Angut sözünün hiçbir şekilde böyle bir hakaret anlamında olmadığını söyledim. Ama maalesef bu sevimli kuşa benzettiğim için benden 100 bin lira tazminat istediği yetmiyormuş gibi bir de savcılığa beni ihbar etti ve iki yıla kadar da hapsimi istiyor. Ne güzel demokrasi değil mi? Bir kelime için 100 bin lira ve iki yıla kadar hapis. ’Kendisi şiir okudum da beni hapse attılar’ diye yıllardan beri dolaşan bir insan. Bir benzetmeden ötürü benim derhal hapse atılmamı ve 100 bin lira vermemi istiyor. Savcılığa ifademi verdim. Savcı bana, ’Bu kelimeyi söylediniz mi?’ diye sordu. Ben de dediğimi söyledim ama bu kelimeyi hangi manada kullandığımı da izah ettim.

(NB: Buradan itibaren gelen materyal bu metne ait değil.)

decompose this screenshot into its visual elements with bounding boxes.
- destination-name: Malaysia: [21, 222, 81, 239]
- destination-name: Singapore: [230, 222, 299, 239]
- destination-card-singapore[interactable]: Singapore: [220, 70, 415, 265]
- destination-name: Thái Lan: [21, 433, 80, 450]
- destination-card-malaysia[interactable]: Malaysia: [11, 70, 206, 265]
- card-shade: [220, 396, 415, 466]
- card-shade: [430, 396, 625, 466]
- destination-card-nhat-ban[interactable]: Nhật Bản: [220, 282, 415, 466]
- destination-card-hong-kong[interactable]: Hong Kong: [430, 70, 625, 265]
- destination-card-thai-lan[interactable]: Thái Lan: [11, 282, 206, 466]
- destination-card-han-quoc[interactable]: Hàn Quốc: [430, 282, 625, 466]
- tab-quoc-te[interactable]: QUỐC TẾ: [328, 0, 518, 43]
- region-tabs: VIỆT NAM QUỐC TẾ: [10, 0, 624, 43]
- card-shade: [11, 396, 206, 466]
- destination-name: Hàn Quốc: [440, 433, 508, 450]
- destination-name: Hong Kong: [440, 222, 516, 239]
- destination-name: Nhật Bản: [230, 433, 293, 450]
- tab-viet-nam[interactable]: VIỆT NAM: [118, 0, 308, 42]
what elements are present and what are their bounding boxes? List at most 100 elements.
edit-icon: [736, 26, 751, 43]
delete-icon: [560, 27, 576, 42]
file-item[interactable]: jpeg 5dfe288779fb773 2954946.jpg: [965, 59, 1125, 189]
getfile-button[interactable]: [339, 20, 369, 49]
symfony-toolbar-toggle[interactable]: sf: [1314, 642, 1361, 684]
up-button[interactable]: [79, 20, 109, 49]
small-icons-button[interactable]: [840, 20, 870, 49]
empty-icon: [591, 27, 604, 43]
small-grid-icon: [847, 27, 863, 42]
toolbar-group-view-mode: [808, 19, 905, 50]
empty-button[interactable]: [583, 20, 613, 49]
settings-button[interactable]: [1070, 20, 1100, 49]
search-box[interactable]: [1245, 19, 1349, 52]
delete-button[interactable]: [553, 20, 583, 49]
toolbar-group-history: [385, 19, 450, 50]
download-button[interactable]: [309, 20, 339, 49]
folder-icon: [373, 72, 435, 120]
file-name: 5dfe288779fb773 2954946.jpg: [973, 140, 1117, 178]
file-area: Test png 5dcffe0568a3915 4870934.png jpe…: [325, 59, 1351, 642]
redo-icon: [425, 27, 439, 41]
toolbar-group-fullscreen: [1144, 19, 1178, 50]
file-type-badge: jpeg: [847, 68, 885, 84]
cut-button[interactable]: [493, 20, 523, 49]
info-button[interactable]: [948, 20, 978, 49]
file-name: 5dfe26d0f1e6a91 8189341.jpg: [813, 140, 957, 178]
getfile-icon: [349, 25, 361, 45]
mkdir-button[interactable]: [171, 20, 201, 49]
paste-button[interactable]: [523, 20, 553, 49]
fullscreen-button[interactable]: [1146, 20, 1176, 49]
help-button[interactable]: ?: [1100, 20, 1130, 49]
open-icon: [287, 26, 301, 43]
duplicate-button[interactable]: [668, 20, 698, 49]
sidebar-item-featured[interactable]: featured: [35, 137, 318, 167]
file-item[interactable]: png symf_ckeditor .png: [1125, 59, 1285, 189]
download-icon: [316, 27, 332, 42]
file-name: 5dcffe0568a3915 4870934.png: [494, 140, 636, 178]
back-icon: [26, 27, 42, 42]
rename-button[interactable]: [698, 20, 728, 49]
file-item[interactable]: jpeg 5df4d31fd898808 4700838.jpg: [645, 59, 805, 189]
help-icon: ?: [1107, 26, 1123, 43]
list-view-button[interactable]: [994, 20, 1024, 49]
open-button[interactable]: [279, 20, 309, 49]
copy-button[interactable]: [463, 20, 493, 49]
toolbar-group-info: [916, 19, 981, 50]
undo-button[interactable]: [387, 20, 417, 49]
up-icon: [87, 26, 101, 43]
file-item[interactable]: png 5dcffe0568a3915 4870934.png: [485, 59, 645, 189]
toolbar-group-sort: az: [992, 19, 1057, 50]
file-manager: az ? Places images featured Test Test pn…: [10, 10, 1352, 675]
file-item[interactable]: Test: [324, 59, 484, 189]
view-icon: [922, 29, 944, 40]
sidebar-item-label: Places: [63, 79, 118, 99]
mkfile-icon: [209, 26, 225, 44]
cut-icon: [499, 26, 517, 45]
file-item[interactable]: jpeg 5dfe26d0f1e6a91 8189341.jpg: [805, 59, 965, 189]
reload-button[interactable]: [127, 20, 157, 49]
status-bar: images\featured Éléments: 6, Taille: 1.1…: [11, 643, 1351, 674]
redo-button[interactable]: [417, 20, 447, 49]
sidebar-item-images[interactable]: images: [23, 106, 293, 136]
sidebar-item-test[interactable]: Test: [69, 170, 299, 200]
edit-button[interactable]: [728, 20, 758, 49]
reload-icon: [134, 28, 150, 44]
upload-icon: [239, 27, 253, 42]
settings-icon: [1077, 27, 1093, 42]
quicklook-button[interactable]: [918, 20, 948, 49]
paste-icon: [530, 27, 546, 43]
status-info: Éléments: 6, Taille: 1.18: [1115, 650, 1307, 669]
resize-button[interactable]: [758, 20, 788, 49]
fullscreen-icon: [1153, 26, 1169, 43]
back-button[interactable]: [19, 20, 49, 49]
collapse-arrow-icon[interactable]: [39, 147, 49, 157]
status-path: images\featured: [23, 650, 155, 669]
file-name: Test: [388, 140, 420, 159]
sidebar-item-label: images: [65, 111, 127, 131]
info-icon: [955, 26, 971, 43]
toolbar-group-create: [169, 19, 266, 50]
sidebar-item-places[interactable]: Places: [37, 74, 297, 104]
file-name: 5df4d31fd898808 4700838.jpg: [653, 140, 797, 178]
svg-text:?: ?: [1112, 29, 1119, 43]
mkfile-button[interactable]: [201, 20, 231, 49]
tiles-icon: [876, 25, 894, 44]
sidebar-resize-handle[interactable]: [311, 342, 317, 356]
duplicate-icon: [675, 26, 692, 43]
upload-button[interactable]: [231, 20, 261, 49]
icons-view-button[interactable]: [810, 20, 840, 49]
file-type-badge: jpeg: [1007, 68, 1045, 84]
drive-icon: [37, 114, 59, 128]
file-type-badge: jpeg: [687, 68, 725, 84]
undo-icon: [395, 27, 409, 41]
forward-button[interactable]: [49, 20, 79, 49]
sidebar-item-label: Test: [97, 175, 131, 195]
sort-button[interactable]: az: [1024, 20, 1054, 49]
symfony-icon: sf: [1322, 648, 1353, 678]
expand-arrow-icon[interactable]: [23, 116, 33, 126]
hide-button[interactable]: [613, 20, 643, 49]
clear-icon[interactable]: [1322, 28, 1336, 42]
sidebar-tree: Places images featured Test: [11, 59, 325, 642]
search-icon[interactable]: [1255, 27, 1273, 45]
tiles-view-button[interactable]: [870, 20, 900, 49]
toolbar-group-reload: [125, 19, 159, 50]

Evet Türkiye’nin esas meseleleri şunlar. Bir Türkiye tasfiye ediliyor. Orta direk yok ediliyor. Türkiye global kapitalist şirketlere teslim ediliyor. Adalarımız Yunanlılara peşkeş çekiliyor. Ne yazık ki bu günkü iktidar milli meselelere duyarsız bir iktidardır. Bu iktidar böyle devam ederse seçimden sonra, Türkiye’yi çok sıkıntılı günlerin beklediğini söylüyorum."